Временно удалившись от семейства, я собралась с мыслями и осознала, что тётка Иза – вовсе не невестка бабушки, а жена крёстного, который сам является братом невестки бабушки. Я решила при ближайшей оказии – возможно, наедине с бабкой – расспросить её об общем количестве народа в семье, уточнив по возможности степень родства.
Вернувшись наверх, я вынуждена была звонить в свою собственную дверь, так как захлопнула её, не взяв с собой ключа. Открыл мне дядя Игнатий, который перед этим долго спрашивал: «Кто там?».
В половине десятого бабушка потребовала связаться с парой, болтающейся по городу. Я понажимала кнопки в мобильнике, после четвёртого гудка кто-то отозвался.

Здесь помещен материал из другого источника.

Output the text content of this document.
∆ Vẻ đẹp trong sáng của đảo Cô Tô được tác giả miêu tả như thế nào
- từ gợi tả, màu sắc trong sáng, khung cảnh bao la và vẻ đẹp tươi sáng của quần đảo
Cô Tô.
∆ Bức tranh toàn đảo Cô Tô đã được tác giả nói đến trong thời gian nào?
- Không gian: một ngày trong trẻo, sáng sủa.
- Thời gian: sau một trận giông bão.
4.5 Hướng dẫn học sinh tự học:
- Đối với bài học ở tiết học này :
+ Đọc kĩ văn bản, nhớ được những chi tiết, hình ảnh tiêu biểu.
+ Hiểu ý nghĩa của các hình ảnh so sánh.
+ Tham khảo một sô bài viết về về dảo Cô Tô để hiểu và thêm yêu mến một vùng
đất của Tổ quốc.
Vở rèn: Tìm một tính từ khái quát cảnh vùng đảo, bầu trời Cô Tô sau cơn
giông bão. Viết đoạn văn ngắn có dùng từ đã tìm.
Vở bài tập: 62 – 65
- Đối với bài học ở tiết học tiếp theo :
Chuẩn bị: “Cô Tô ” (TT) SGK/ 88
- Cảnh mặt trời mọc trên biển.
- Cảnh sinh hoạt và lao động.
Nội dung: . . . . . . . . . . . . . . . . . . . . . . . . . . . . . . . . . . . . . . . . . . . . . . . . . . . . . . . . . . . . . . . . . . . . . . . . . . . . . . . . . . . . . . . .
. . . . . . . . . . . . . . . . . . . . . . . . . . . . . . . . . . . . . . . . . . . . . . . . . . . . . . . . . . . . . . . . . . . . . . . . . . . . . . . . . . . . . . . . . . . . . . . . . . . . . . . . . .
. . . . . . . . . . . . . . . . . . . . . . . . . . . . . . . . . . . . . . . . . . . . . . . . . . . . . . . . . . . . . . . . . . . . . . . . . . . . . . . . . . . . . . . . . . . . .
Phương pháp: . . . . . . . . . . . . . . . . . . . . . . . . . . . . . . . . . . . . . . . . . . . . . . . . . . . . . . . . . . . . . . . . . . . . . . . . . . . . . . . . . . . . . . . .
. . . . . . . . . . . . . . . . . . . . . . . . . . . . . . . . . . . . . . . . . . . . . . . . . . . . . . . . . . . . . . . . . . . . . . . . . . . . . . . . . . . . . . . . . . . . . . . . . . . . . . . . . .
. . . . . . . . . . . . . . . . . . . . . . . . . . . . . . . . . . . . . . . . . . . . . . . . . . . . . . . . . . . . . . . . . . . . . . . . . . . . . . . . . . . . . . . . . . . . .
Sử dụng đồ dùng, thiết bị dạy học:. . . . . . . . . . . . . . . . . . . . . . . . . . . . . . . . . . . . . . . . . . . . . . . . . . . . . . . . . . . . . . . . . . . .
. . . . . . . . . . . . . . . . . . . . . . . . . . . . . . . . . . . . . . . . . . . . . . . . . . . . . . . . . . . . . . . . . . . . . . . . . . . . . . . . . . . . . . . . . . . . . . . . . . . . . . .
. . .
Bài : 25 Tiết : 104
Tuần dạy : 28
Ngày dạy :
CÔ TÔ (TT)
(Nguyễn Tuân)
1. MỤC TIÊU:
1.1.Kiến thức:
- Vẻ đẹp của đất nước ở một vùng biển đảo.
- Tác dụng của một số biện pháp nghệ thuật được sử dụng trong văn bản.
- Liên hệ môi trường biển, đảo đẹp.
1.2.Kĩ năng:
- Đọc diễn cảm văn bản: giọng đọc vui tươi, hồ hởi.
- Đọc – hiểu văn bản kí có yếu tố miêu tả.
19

– Это дядя? – неуверенно спросила я, потому что голос был как-то не очень похож.
– Чей дядя? – заинтересовался по ту сторону трубки Рысек, которого я теперь узнала.
– Рысек, это ты? Извини, пожалуйста, я не тебе звонила.
– А кому?
– Тётке с дядей, они в городе с твоим новым мобильником.
– Тише! – зашептал Рысек. – То есть не вы тише, а я должен говорить тише, потому что близнецы уже спят. А что случилось?
Я бы очень хотела поговорить с ним без свидетелей, однако вся троица вокруг меня старательно прислушивалась.
– Ничего не случилось, мы только хотели узнать, где они и когда вернутся. Может, я не правильно набрала номер, попробую ещё раз.
Я крайне старательно прицелилась в номер нового мобильника, введённый Рысеком в память, соединилась и снова подождала четыре гудка.
– Не-а, это опять я, – сказал Рысек. – У меня загорелся ваш номер. Секундочку. Я выйду на лестницу… Вы нажимаете на введённый?
– На введённый.
– Может, я что-то напутал. Попробуйте набрать весь номер. Он у вас там есть?
– Есть, в записной книжке. Отключись.
Ужасно напрягаясь, я сосредоточенно набрала весь номер.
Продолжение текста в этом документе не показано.